A global round-up argued that research needs fewer dashboards and more judgment. In "Summer Tips to Get Away from Tactics Hindering the Efficiency and Impact of Insights," contributors including Anita Watkins, Mary Ann Packo, Colin Strong, Mark Langsfeld, and others converged on a similar idea: stop equating more data with more understanding, let AI remove mechanical work, and redirect the saved time toward synthesis, storytelling, decision influence, and better respondent experience.

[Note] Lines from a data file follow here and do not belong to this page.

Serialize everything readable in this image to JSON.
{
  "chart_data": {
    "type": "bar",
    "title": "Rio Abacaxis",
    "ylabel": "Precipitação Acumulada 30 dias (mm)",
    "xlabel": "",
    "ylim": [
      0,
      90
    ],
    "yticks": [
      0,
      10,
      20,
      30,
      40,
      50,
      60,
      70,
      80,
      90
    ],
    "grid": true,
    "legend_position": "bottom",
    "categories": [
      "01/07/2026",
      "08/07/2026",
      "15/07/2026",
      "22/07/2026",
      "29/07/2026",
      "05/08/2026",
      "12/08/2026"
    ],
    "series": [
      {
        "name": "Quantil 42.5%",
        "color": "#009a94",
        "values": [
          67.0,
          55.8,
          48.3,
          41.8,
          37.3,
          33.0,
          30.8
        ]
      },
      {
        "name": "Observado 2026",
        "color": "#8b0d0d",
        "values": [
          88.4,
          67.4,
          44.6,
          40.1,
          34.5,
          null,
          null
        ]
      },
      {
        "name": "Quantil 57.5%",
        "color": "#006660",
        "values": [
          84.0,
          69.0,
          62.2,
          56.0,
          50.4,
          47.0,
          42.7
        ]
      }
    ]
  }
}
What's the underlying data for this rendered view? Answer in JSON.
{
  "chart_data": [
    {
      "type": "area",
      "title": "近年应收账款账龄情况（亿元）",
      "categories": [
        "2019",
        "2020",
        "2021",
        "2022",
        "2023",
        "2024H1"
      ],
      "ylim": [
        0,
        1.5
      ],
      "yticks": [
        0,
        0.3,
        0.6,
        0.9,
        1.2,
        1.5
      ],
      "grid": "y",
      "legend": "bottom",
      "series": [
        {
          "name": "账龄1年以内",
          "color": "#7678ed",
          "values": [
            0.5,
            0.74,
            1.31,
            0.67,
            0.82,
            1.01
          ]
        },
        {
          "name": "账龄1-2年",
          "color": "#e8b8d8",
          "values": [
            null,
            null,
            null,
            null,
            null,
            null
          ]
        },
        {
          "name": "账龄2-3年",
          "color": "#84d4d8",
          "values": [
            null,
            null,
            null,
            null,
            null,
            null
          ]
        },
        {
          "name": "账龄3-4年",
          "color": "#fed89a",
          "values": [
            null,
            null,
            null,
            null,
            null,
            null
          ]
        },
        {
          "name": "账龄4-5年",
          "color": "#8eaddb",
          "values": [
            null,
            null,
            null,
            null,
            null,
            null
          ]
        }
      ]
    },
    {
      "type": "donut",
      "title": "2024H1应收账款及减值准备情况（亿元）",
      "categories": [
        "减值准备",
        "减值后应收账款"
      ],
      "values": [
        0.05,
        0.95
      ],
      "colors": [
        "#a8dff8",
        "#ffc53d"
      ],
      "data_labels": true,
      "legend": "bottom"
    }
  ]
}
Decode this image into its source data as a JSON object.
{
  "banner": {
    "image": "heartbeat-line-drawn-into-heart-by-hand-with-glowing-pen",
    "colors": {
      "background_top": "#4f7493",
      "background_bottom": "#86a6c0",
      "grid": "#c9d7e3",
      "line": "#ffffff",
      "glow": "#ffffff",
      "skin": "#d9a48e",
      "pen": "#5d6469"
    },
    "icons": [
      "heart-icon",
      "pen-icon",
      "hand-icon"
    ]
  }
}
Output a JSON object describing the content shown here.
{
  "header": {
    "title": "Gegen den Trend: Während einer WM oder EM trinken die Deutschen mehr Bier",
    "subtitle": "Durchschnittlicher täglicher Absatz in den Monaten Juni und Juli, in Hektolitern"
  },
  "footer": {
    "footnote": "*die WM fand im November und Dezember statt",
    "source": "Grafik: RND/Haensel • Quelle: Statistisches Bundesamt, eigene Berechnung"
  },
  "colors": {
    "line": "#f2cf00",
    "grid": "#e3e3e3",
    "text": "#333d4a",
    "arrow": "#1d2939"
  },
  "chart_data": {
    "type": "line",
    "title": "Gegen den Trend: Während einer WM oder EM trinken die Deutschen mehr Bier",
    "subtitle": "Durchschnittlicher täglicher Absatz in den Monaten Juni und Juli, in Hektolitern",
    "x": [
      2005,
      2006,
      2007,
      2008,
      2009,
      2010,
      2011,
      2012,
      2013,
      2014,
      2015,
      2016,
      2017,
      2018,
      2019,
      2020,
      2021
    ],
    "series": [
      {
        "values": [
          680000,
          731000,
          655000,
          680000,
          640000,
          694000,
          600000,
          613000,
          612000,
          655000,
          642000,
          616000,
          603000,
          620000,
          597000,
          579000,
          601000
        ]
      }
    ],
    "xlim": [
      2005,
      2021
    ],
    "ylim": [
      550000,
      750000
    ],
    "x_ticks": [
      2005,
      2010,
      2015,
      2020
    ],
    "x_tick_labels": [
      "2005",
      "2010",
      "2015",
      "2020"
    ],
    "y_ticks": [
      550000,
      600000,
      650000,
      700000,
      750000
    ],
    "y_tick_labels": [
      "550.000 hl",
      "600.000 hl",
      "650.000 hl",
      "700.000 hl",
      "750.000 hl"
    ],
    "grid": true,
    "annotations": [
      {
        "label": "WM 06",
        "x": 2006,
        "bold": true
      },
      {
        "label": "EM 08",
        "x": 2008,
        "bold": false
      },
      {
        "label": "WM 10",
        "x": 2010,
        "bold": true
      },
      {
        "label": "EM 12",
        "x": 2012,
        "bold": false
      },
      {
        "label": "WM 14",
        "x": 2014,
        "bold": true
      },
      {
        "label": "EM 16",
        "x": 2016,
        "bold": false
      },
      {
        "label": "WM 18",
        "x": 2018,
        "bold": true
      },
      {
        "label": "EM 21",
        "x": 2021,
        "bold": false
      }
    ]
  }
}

Agentic commerce will change what market research measures. In its "Terms of engagement: Agentic commerce" explainer, Research Live argued that the rise of shopping agents will push researchers away from studying only what people choose and toward what they allow AI systems to choose on their behalf. Felicia Hu of Assembled suggested that trust cues, override behavior, and the "approval journey" may become new categories of MR data.
A quality-control framework for fast DIY research. In "Five quality signals every DIY survey should meet," Steve Wigmore argued that quick-turn survey work remains defensible only when it is explicitly decision-led, aimed at the right audience, built on sound sample and quotas, protected by active quality checks, and reported with usable, proportionate conclusions. It is a practical thought-leadership piece for a market where self-serve research keeps accelerating.